Take apples. If there's one thing we know about apples, it's that they fall on people's heads.
When we say an apple falls four meters, we measure movement through space. If it takes one second to fall, we measure movement through time. When we combine them and say the apple takes one second to fall four meters, we measure velocity through spacetime. From simple rules, we construct a game called physics to play with the world around us.
This sounds obvious, but it's easy to overlook obvious things. Like the fact that it would be impossible to measure stuff without light. In our world, light comes from the sun. Without it, we'd have a hard time seeing, let alone measuring how far the apple falls. We'd never know about apples without the sun. They wouldn't grow, and neither would we. Apples wouldn't exist.

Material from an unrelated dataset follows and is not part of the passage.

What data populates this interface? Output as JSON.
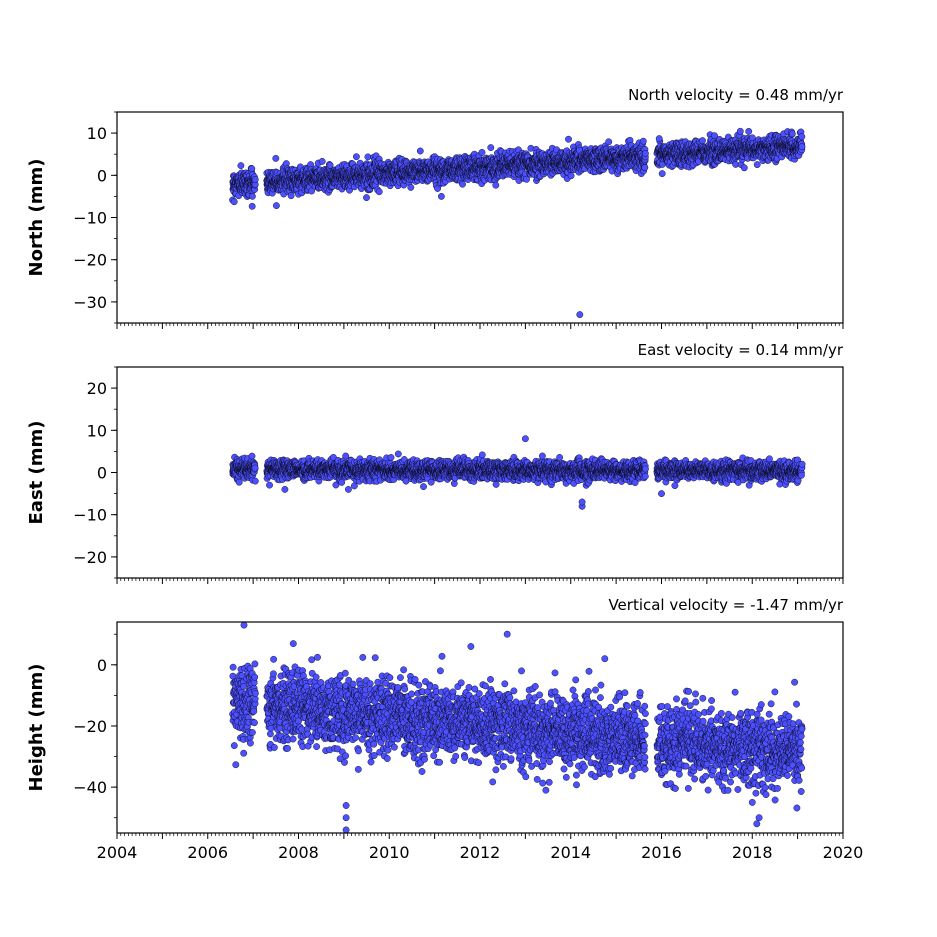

Lots of things wouldn't exist, actually. Like time. Think for a second: what is a second anyways? An arbitrary unit of measurement that tracks the movement of the sun.
Everything revolves around the sun. Humanity orients around the sun so it can count how many suns it takes. How many suns it takes to cook breakfast. How many suns it takes to eat. How many suns to build a fire before night falls and it gets cold. Everything we do can be measured in suns. Up and down in an infinite loop. After enough sun cycles (~30,000), we get tired and then we die.
Such is life in our sun-based coordination game: get as much sun as you can before you run out. Some call this finite game of shifting suns "capitalism." I call it saving time.
Time is the great coordinator keeping everything stuck together. And yet we're always complaining about time as if the clock has come unwound.
Humans are bad at keeping time. We're bad a saving it, allocating it, estimating how much time is left. Paradoxically, we spend a lot of time in crypto trying how to figure out how to give it away. Never have enough of it. Constantly losing track of it. Always wishing we had more of it. Wasting it as a result.
Remember that thing you said you'd do tomorrow? Because there wasn't enough time today? You were supposed to meditate, read, write more, but tomorrow never comes.
Remember your very first time rebllion, when you entered the new world? That hot new startup, DAO, community that killed your 9 to 5?
So you work around the clock now. Always on the go. We're a new generation of sun slaves chained to calls in different time zones.
Time is lost. Time is broken. Time is turning away from the sun. I hate losing time more than anything, which is why we made Mochi.
Mochi is a coordination game that saves time and helps you stick together. We help DAOs and decentralized teams spend less time coordinating and more getting stuff done. Mochi takes lost time, makes it visible, and redistributes it for the public good. Simple rules for a simple coordination game that saves your remaining suns.
Let's save the world together, shall we? But first, let's save time.